Кирилл разочарованно покачал головой.
– Туфта, – резюмировал он, – хоть и лидер проката, а такая туфта, прямо обидно, что время потратил, целых два часа жизни прошло – сидел-сидел, а так ничего и не понял.
– О чем хотя бы? Я только трейлер видела…
– Мистика. Один мужик, самый обыкновенный мужик, не бедный и не богатый, не дурак и не ума палата, ну вот как мы с тобой, среднестатистический, всю жизнь хотел банк ограбить, обидчикам своим отомстить, сбежать ото всех и жить себе потом на острове припеваючи, с бабой любимой, да всё никак не мог решиться, смелости у него не хватало. Баба любимая замуж тем временем вышла за другого, обидчики успеха добились, на бабло поднялись, а он всё сидел, ручки сложив, и стенал, как жизнь его бесцветна и уныла.
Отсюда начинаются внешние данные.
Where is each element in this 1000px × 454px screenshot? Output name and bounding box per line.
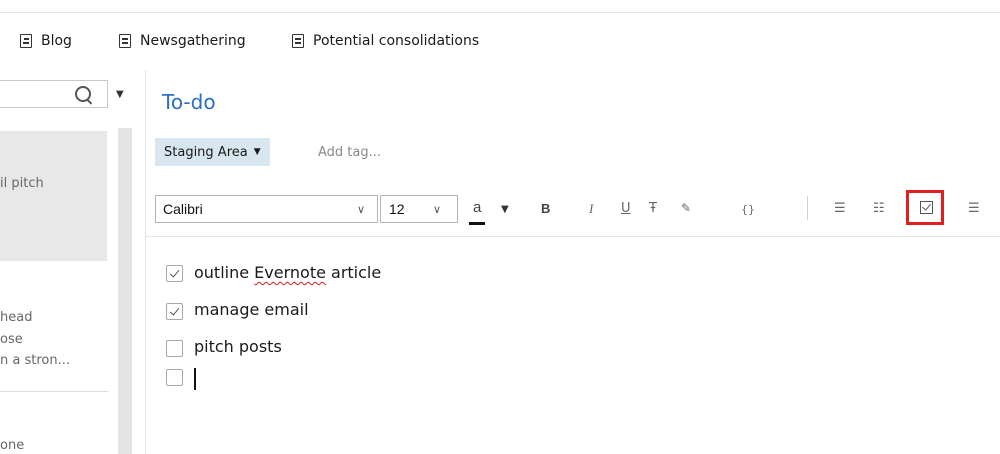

А потом, откуда ни возьмись, появился второй мужик, точь-в-точь как первый, двойник, он это ограбление преспокойно совершил, обидчиков всех прокатил ловко, бабу любимую быстренько в оборот взял, от мужа увёз, ну а менты, естественно, сели на хвост тому, который ничего не делал, а сидел себе и тихонько мечтал. Ну, а дальше понеслось: погони, перестрелки, как это у них обычно бывает…
– А в конце? – чуть напрягшись, спросила Добби.
– Ничего особенного. Один из мужиков умер.
– Как?
– Весьма странно. Просто взял и растворился в воздухе. Компьютерные спецэффекты.
– Который из двух?
– Да не понял я. К концу фильма их было уже не различить. Перепутались они, пока от ментов бегали.
5
Добби лежала в темноте с открытыми глазами. Она задалась целью вспомнить, когда и при каких обстоятельствах, пусть даже это было очень давно, она испытывала настоящие чувства.
… В неподвижном теплом воздухе душно пахло черемухой. Её опавшие лепестки собирались в выбоинах на асфальте как снег. Тихий переулок был пуст, и это наполняло Добби сладостным беспокойством. Оно нарастало внутри, подобно звукам музыки из приближающегося автомобиля. Это – его дом. Второй подъезд. Она догадалась, куда именно выходят окна его квартиры, как сыщик, (адрес она узнала, тайком заглянув в классный журнал) и теперь иногда приходила сюда, перед занятиями или после, когда успевала, ненадолго (он, разумеется, об этом не знал), приходила, чтобы просто побыть там, где он, урвать себе кусочек его неба, глоток запаха его черемухи…
Внезапно дверь подъезда (как раз второго!) отворилась. Добби испуганно встрепенулась, метнулась в сторону и притаилась за плотной стеной акаций.
Вышел Михалыч: размеренным и чуть самодовольным шагом красивого парня, с сумкой через плечо и свисающей с губ неприкуренной сигаретой. Щелкнула зажигалка. Он прошёл так близко от Добби, что она ощутила, как всколыхнулся черемушный воздух с плывущим в нем маревом табачного дыма. И в этот момент большая птица, очнувшись у неё под сердцем, сильно взмахнула крыльями…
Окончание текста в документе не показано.